The findings were reported in the study “Patient-derived pancreas-on-a-chip to model cystic fibrosis-related disorders,” published in the journal Nature Communications.

As people with CF age, they are at greater risk that the disease’s characteristic sticky, thick mucus may damage the pancreas. If this injury is too extensive, the pancreas stops making enough insulin, much like in type 1 diabetes.

Moreover, people with CF can be insulin resistant, which means their cells do not respond normally to insulin, resembling type 2 diabetes.

Up to now, scientists have lacked an effective way to study CFRD in the lab, both to understand better how the disease unravels, and to look for potential treatments.

But now, researchers from the Cincinnati Children’s Hospital Medical Center, found an alternative that could fill this need.

“Mouse models of CF don’t faithfully recreate CF-related diabetes in the lab, and it wasn’t possible to study the disease at the depth we achieved in this study,” Anjaparavanda Naren, PhD, director of the Cystic Fibrosis Research Center and the study’s principal investigator, said in a press release.

Researchers recreated a human pancreas on small microfluidic chips harboring pancreas organoids — small, three-dimensional tissue cultures —  derived from patient cells.

Microfluidic devices are not new, but recent innovations, especially the emergence of organoids, enabled scientists to mimic the function of natural organs in vitro (in artificial cultures in the lab), which are called “organs-on-chips.”

These models offer a potential alternative to traditional animal testing, which often fails to mimic human biology and implies the sacrifice of living beings.

To create their chip, researchers used pancreatic ductal epithelial cells (PDECs, one of the most abundant cell types in the pancreas), and pancreatic islets (the cells responsible for producing insulin) donated by surgical patients.

The cells were placed in a microfluidic device made of two chambers and containing specific substances to support the cells’ survival and growth.

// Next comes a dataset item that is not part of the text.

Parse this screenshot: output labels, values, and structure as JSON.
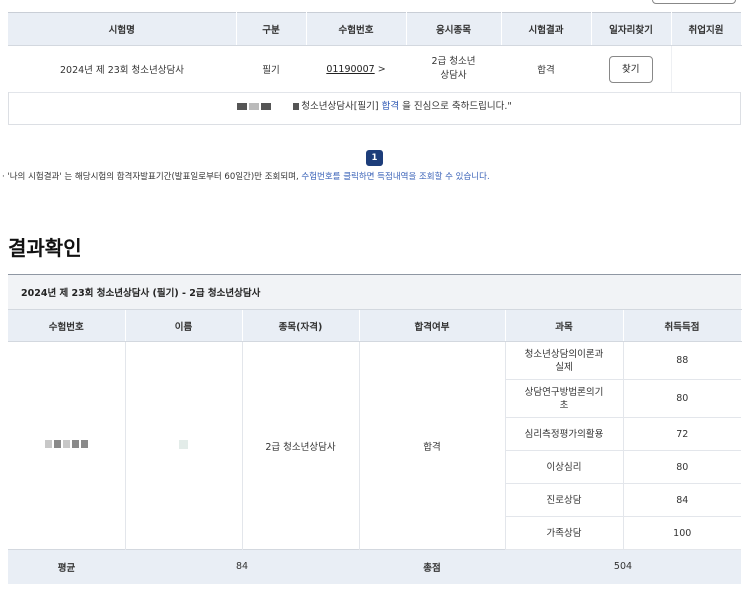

Ductal epithelial cells were cultured in the top chamber and pancreatic islet cells were cultured in the bottom chamber, separated by a thin and porous layer that allowed communication between the two.

Within the pancreas-on-a-chip, cells grew into three-dimensional mini-organs that closely mimicked important biological features of the human pancreas, including cell-to-cell communications and fluid exchange.

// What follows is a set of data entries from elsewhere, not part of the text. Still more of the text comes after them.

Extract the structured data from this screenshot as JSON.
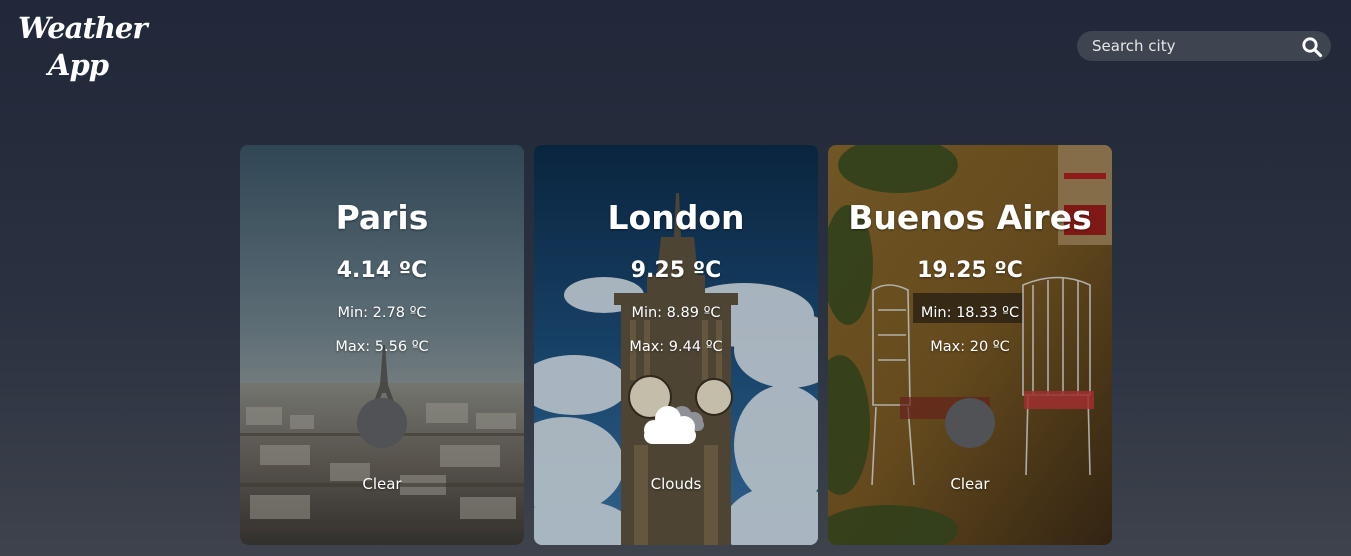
{
  "app": {
    "logo_line1": "Weather",
    "logo_line2": "App"
  },
  "search": {
    "placeholder": "Search city",
    "icon": "search-icon"
  },
  "cards": [
    {
      "city": "Paris",
      "temp": "4.14 ºC",
      "min": "Min: 2.78 ºC",
      "max": "Max: 5.56 ºC",
      "icon": "broken-image-icon",
      "description": "Clear",
      "background": "eiffel-tower-photo"
    },
    {
      "city": "London",
      "temp": "9.25 ºC",
      "min": "Min: 8.89 ºC",
      "max": "Max: 9.44 ºC",
      "icon": "clouds-icon",
      "description": "Clouds",
      "background": "big-ben-photo"
    },
    {
      "city": "Buenos Aires",
      "temp": "19.25 ºC",
      "min": "Min: 18.33 ºC",
      "max": "Max: 20 ºC",
      "icon": "broken-image-icon",
      "description": "Clear",
      "background": "buenos-aires-patio-photo"
    }
  ],
  "colors": {
    "background_top": "#202839",
    "background_bottom": "#3e434c",
    "search_bg": "#3e4450",
    "text": "#ffffff"
  }
}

Researchers then genetically engineered cells from the pancreas-on-a-chip to disrupt the CFTR gene (CF transmembrane conductance regulator, the faulty gene in CF). This impaired cell-to-cell communication, resulted in problems in fluid exchange and hormone release, ultimately leading to insulin deficiency, similar to what happens in the pancreas of a person with CF.

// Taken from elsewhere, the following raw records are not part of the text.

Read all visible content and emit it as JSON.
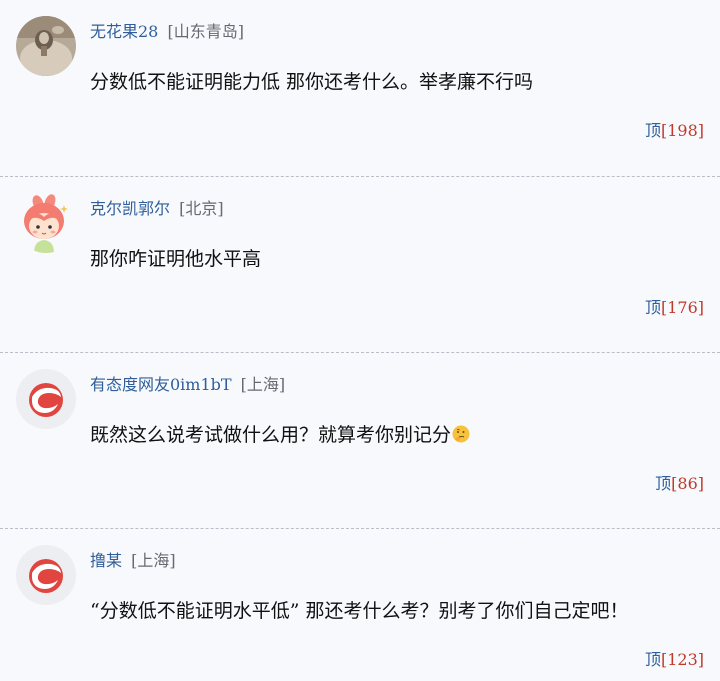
{
  "comments": [
    {
      "username": "无花果28",
      "location": "[山东青岛]",
      "text": "分数低不能证明能力低 那你还考什么。举孝廉不行吗",
      "vote_label": "顶",
      "vote_count": "[198]",
      "avatar": "photo-avatar"
    },
    {
      "username": "克尔凯郭尔",
      "location": "[北京]",
      "text": "那你咋证明他水平高",
      "vote_label": "顶",
      "vote_count": "[176]",
      "avatar": "cartoon-girl-avatar"
    },
    {
      "username": "有态度网友0im1bT",
      "location": "[上海]",
      "text": "既然这么说考试做什么用？就算考你别记分",
      "emoji": "thinking-face-emoji",
      "vote_label": "顶",
      "vote_count": "[86]",
      "avatar": "default-logo-avatar"
    },
    {
      "username": "撸某",
      "location": "[上海]",
      "text": "“分数低不能证明水平低” 那还考什么考？别考了你们自己定吧！",
      "vote_label": "顶",
      "vote_count": "[123]",
      "avatar": "default-logo-avatar"
    }
  ],
  "colors": {
    "background": "#f7f9fd",
    "username": "#2f5e9a",
    "vote_count": "#c0392b",
    "logo_red": "#e0463f"
  }
}
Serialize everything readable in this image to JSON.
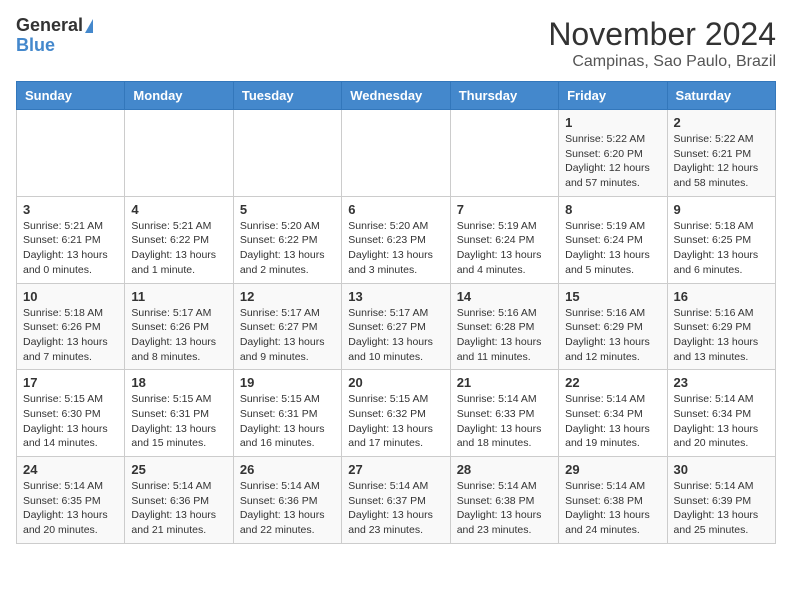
{
  "header": {
    "logo_general": "General",
    "logo_blue": "Blue",
    "title": "November 2024",
    "subtitle": "Campinas, Sao Paulo, Brazil"
  },
  "weekdays": [
    "Sunday",
    "Monday",
    "Tuesday",
    "Wednesday",
    "Thursday",
    "Friday",
    "Saturday"
  ],
  "weeks": [
    [
      {
        "day": "",
        "info": ""
      },
      {
        "day": "",
        "info": ""
      },
      {
        "day": "",
        "info": ""
      },
      {
        "day": "",
        "info": ""
      },
      {
        "day": "",
        "info": ""
      },
      {
        "day": "1",
        "info": "Sunrise: 5:22 AM\nSunset: 6:20 PM\nDaylight: 12 hours and 57 minutes."
      },
      {
        "day": "2",
        "info": "Sunrise: 5:22 AM\nSunset: 6:21 PM\nDaylight: 12 hours and 58 minutes."
      }
    ],
    [
      {
        "day": "3",
        "info": "Sunrise: 5:21 AM\nSunset: 6:21 PM\nDaylight: 13 hours and 0 minutes."
      },
      {
        "day": "4",
        "info": "Sunrise: 5:21 AM\nSunset: 6:22 PM\nDaylight: 13 hours and 1 minute."
      },
      {
        "day": "5",
        "info": "Sunrise: 5:20 AM\nSunset: 6:22 PM\nDaylight: 13 hours and 2 minutes."
      },
      {
        "day": "6",
        "info": "Sunrise: 5:20 AM\nSunset: 6:23 PM\nDaylight: 13 hours and 3 minutes."
      },
      {
        "day": "7",
        "info": "Sunrise: 5:19 AM\nSunset: 6:24 PM\nDaylight: 13 hours and 4 minutes."
      },
      {
        "day": "8",
        "info": "Sunrise: 5:19 AM\nSunset: 6:24 PM\nDaylight: 13 hours and 5 minutes."
      },
      {
        "day": "9",
        "info": "Sunrise: 5:18 AM\nSunset: 6:25 PM\nDaylight: 13 hours and 6 minutes."
      }
    ],
    [
      {
        "day": "10",
        "info": "Sunrise: 5:18 AM\nSunset: 6:26 PM\nDaylight: 13 hours and 7 minutes."
      },
      {
        "day": "11",
        "info": "Sunrise: 5:17 AM\nSunset: 6:26 PM\nDaylight: 13 hours and 8 minutes."
      },
      {
        "day": "12",
        "info": "Sunrise: 5:17 AM\nSunset: 6:27 PM\nDaylight: 13 hours and 9 minutes."
      },
      {
        "day": "13",
        "info": "Sunrise: 5:17 AM\nSunset: 6:27 PM\nDaylight: 13 hours and 10 minutes."
      },
      {
        "day": "14",
        "info": "Sunrise: 5:16 AM\nSunset: 6:28 PM\nDaylight: 13 hours and 11 minutes."
      },
      {
        "day": "15",
        "info": "Sunrise: 5:16 AM\nSunset: 6:29 PM\nDaylight: 13 hours and 12 minutes."
      },
      {
        "day": "16",
        "info": "Sunrise: 5:16 AM\nSunset: 6:29 PM\nDaylight: 13 hours and 13 minutes."
      }
    ],
    [
      {
        "day": "17",
        "info": "Sunrise: 5:15 AM\nSunset: 6:30 PM\nDaylight: 13 hours and 14 minutes."
      },
      {
        "day": "18",
        "info": "Sunrise: 5:15 AM\nSunset: 6:31 PM\nDaylight: 13 hours and 15 minutes."
      },
      {
        "day": "19",
        "info": "Sunrise: 5:15 AM\nSunset: 6:31 PM\nDaylight: 13 hours and 16 minutes."
      },
      {
        "day": "20",
        "info": "Sunrise: 5:15 AM\nSunset: 6:32 PM\nDaylight: 13 hours and 17 minutes."
      },
      {
        "day": "21",
        "info": "Sunrise: 5:14 AM\nSunset: 6:33 PM\nDaylight: 13 hours and 18 minutes."
      },
      {
        "day": "22",
        "info": "Sunrise: 5:14 AM\nSunset: 6:34 PM\nDaylight: 13 hours and 19 minutes."
      },
      {
        "day": "23",
        "info": "Sunrise: 5:14 AM\nSunset: 6:34 PM\nDaylight: 13 hours and 20 minutes."
      }
    ],
    [
      {
        "day": "24",
        "info": "Sunrise: 5:14 AM\nSunset: 6:35 PM\nDaylight: 13 hours and 20 minutes."
      },
      {
        "day": "25",
        "info": "Sunrise: 5:14 AM\nSunset: 6:36 PM\nDaylight: 13 hours and 21 minutes."
      },
      {
        "day": "26",
        "info": "Sunrise: 5:14 AM\nSunset: 6:36 PM\nDaylight: 13 hours and 22 minutes."
      },
      {
        "day": "27",
        "info": "Sunrise: 5:14 AM\nSunset: 6:37 PM\nDaylight: 13 hours and 23 minutes."
      },
      {
        "day": "28",
        "info": "Sunrise: 5:14 AM\nSunset: 6:38 PM\nDaylight: 13 hours and 23 minutes."
      },
      {
        "day": "29",
        "info": "Sunrise: 5:14 AM\nSunset: 6:38 PM\nDaylight: 13 hours and 24 minutes."
      },
      {
        "day": "30",
        "info": "Sunrise: 5:14 AM\nSunset: 6:39 PM\nDaylight: 13 hours and 25 minutes."
      }
    ]
  ]
}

According to the researchers, this result confirmed that the CFTR gene has a direct role in regulating insulin secretion, and causing diabetes in CF patients.

“This uniquely developed pancreatic function monitoring tool will help to study CF-related disorders in vitro, as a system to monitor cell-cell functional interaction of PDECs and pancreatic islets, characterize appropriate therapeutic measures, and further our understanding of pancreatic function,” the researchers wrote.

“Our technology closely resembles the human pancreas and potentially may help us find therapeutic measures to manage glucose [sugar] imbalance in people with CF, which is linked to increased illness and death,” Naren concluded.

The team’s next steps will be to use the device in a pilot study to test FDA-approved therapies that modulate CFTR gene activity to see how well these treatments can slow or rescue lab-simulated CFRD.

This work was funded by the National Institutes of Health and the Cystic Fibrosis Foundation.